Thursday, February 19, 2009

Candidia Glabrata Treatments

happens I am sick of being a man

Since we are ... the poem dedicated to Olga Margarita. A caress for the soul, a great poet.

happens I am sick of being human.
happen to enter tailor shops and movie houses withered, impenetrable
like a felt swan navigating in a water source and ash.
The smell of barbershops makes me mourn aloud.

just want a break from stones or wool,
just want not to see establishments or gardens,
no goods, no spectacles, no elevators.
happens I am sick of my feet and my uñasy my hair and my shadow.

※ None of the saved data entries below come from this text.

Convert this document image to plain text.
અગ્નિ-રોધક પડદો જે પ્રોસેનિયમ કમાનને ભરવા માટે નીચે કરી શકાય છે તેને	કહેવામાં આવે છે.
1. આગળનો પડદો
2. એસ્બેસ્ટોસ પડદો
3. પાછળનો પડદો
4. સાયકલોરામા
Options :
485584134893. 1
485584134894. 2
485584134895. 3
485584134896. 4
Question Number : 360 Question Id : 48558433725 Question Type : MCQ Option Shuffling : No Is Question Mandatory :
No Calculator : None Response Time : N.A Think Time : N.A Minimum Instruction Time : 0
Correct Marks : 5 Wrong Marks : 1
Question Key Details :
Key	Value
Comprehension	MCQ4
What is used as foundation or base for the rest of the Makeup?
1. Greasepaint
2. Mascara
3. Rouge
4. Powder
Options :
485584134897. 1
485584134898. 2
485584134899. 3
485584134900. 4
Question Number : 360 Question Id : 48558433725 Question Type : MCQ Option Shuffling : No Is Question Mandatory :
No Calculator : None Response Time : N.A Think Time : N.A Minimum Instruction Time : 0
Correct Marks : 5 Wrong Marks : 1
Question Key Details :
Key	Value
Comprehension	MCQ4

happens I am sick of being human. However
would be delicious to scare a notary with a cut lily,

kill a nun with a blow on the ear.
would be great to walk down the street with a green knife
and screaming until they die of cold I do not want to remain
root in the shadows, vacillating,

shivering with sleep, down,
into the moist guts of the earth,
absorbing and thinking, eating every day.
I do not want so much misery.

not want to go root and a tomb,
alone underground, a warehouse with corpses, half frozen, dying of grief.
So on Monday burns like oil

when he sees me coming with my convict face,
and howls on its way like a wounded wheel, and gives
hot blooded steps into the night. And I pushed
into certain corners,

into some moist houses, into hospitals where the bones fly out the window,
into shoe stores smell of vinegar,
streets hideous as cracks. There
sulfur-colored birds

and hideous intestines hanging over the doors of the houses that I hate, there
teeth forgotten in a coffeepot, there
espejosque vergüenzay should have cried horror, there are umbrellas
everywhere
and poisons, and navels.
I stroll along serenely, with eyes, with shoes, with fury, with forgetfulness,
step, through office buildings and orthopedic shops,
and courtyards with washing hanging on a wire:
underwear, towels and shirts from which slow dirty tears.